Andrew Goldberg says the jump in calf prices has become a real lifeline at Goldberg Dairy Farm near Deer Creek, one of the few market changes putting money back into Otter Tail County dairy operations as milk checks remain volatile and feed costs keep pressure on margins.
That matters in a county where dairy is still a major rural business. Otter Tail County had 82 dairy farms in a December 2025 tally, placing it among Minnesota’s top five dairy counties. Across the state, the dairy farm count has fallen from almost 8,000 about 20 years ago to about 1,650 permitted dairy farms by late 2025, even as the herd has stayed relatively steady. Minnesota had 1,672 total dairy permits as of May 1, showing how often the industry is changing through quits, dried-off farms, new permits and transitions.

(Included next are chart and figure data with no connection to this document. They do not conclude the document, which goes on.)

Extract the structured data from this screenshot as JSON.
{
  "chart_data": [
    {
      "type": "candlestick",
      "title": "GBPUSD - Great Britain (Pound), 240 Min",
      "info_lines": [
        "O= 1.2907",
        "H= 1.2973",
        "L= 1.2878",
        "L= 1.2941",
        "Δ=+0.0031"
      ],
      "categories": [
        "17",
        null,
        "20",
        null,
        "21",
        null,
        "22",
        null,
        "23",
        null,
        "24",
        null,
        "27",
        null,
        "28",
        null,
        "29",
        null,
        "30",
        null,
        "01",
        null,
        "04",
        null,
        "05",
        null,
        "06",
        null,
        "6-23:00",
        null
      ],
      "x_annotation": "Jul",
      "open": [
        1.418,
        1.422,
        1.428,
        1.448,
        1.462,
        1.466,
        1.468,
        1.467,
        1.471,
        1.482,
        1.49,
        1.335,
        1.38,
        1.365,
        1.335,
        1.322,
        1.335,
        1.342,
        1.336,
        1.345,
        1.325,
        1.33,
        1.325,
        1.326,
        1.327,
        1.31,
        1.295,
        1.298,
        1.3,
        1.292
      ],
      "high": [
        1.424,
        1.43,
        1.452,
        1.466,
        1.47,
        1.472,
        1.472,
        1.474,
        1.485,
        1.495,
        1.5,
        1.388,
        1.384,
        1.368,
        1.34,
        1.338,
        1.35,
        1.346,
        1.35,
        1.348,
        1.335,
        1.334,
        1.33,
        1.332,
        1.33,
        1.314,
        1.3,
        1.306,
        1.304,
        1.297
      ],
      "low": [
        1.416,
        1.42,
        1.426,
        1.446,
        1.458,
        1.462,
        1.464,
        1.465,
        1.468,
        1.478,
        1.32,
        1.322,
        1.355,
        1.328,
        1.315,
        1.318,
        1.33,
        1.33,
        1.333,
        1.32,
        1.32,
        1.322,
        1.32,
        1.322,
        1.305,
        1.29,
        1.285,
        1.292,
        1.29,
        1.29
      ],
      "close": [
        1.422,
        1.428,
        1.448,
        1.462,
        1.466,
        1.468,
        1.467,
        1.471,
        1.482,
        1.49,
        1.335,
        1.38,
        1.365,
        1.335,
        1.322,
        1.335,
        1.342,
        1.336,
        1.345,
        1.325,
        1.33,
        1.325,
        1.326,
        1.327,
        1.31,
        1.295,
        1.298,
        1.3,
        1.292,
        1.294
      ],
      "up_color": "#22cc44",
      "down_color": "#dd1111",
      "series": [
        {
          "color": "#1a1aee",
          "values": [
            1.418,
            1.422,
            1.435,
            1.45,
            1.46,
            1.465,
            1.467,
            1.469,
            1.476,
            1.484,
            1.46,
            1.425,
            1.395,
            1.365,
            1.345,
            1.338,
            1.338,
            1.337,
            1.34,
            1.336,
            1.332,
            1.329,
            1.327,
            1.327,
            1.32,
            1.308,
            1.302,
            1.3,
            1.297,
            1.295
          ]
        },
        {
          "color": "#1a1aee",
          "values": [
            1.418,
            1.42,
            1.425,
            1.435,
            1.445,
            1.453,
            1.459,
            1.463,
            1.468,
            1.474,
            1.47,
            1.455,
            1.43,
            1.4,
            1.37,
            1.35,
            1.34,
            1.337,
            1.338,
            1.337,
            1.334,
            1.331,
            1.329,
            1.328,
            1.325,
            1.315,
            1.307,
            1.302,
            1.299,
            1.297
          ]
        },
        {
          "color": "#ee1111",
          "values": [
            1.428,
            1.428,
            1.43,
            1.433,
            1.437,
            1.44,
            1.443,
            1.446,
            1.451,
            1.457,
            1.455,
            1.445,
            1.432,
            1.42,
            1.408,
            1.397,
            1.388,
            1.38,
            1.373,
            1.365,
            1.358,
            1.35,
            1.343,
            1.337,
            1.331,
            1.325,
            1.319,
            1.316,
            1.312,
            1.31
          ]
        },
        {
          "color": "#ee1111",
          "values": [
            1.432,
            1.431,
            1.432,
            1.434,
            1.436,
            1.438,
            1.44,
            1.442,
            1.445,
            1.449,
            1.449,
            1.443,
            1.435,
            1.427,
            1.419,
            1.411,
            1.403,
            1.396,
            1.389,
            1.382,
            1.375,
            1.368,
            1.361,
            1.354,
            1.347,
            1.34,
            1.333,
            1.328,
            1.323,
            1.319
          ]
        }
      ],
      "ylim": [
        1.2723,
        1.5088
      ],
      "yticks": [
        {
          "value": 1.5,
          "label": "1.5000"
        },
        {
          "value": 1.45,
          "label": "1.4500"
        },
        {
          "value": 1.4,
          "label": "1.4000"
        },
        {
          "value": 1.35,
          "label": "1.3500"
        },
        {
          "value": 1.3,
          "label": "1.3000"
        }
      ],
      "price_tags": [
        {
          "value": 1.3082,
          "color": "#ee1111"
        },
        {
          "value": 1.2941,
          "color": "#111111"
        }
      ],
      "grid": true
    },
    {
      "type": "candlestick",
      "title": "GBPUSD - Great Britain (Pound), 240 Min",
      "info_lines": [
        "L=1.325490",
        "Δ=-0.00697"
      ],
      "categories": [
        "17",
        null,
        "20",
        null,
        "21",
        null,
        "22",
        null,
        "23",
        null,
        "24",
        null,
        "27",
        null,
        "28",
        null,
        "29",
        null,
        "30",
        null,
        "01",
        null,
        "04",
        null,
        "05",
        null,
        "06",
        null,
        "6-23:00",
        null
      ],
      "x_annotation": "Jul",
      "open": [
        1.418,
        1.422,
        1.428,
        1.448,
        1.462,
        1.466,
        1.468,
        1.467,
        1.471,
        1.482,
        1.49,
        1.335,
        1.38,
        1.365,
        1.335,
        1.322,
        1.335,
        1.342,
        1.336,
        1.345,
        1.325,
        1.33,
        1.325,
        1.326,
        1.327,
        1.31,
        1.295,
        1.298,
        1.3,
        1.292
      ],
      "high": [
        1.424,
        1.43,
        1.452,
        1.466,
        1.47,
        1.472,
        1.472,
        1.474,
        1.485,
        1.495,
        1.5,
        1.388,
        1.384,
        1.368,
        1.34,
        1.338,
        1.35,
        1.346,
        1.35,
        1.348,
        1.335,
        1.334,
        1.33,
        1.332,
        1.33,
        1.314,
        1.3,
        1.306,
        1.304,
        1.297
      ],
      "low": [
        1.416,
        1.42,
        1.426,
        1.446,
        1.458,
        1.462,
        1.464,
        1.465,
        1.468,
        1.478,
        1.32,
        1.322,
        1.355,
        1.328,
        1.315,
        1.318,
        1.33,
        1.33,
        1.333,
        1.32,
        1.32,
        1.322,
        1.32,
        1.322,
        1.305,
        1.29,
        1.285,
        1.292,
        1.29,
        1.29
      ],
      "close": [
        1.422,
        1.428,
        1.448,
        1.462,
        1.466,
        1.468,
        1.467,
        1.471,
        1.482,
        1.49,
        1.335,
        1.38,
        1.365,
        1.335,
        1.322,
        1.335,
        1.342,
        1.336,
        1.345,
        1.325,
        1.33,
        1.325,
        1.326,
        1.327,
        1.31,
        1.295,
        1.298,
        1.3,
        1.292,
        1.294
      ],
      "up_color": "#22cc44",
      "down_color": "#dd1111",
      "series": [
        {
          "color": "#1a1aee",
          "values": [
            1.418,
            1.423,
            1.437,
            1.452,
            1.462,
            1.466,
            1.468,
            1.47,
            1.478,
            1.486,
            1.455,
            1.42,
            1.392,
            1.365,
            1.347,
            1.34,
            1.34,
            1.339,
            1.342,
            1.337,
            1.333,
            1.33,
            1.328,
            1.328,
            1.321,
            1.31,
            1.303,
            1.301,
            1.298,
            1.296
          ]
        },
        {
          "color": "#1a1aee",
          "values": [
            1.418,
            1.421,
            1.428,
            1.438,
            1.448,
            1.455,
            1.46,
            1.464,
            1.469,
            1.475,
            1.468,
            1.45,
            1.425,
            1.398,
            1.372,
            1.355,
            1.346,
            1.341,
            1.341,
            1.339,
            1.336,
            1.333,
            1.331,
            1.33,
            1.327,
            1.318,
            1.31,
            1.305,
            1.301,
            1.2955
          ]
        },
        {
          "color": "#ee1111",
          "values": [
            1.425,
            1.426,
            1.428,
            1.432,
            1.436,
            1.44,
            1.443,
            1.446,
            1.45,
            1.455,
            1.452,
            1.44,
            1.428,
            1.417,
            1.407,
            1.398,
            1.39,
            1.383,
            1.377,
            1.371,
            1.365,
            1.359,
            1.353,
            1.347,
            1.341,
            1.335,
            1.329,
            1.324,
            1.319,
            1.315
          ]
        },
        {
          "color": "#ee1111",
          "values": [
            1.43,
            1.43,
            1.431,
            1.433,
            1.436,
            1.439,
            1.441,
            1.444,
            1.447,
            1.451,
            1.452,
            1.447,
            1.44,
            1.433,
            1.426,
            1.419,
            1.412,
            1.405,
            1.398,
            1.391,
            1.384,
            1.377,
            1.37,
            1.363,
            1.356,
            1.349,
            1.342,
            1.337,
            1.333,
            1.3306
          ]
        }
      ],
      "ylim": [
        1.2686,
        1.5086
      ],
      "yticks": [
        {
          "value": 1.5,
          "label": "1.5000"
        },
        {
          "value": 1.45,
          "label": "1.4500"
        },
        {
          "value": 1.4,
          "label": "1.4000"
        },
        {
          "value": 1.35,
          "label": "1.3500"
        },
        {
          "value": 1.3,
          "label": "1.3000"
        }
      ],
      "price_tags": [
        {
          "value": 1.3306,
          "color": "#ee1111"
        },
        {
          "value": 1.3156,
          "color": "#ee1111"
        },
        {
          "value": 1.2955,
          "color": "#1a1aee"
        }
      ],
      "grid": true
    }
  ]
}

For farms that are still open, the survival math is increasingly tight. Calf values can help offset weak points in the balance sheet, but they do not erase the broader squeeze from the gap between milk prices and average feed costs. That gap is exactly what the federal Dairy Margin Coverage program is designed to address, paying when margins fall below the coverage level a producer chooses. Minnesota Milk Producers Association said the program is one of the main tools farmers have for managing volatility.

The state and federal support window was active earlier this year. Minnesota Department of Agriculture said eligible producers enrolled in Dairy Margin Coverage could apply for DAIRI, a state-funded supplement expected to distribute up to $3 million, with applications accepted through March 19. USDA said Minnesota dairy producers could enroll in 2026 Dairy Margin Coverage from January 12 through February 26. Minnesota Milk said DMC premiums ranged from $0.00 at $4 coverage to $0.150 per hundredweight at $9.50 coverage for the first 6 million pounds of milk, and the six-year coverage option carried a 25 percent discount.
Minnesota Milk also said the legislature updated DAIRI in 2026 to expand access, after about 30 Minnesota dairy farms that started after 2022 or were not fully operating in 2022 had been left out of the original eligibility rules. That fix matters for newer or expanding farms trying to avoid being shut out of relief programs just as they face the same price swings and feed bills as long-established operations.
For Otter Tail County producers, the calf-price surge is welcome but temporary. The bigger question is whether that extra revenue, paired with DAIRI and Dairy Margin Coverage, can keep family dairies like Goldberg Dairy Farm in business long enough for milk margins to improve.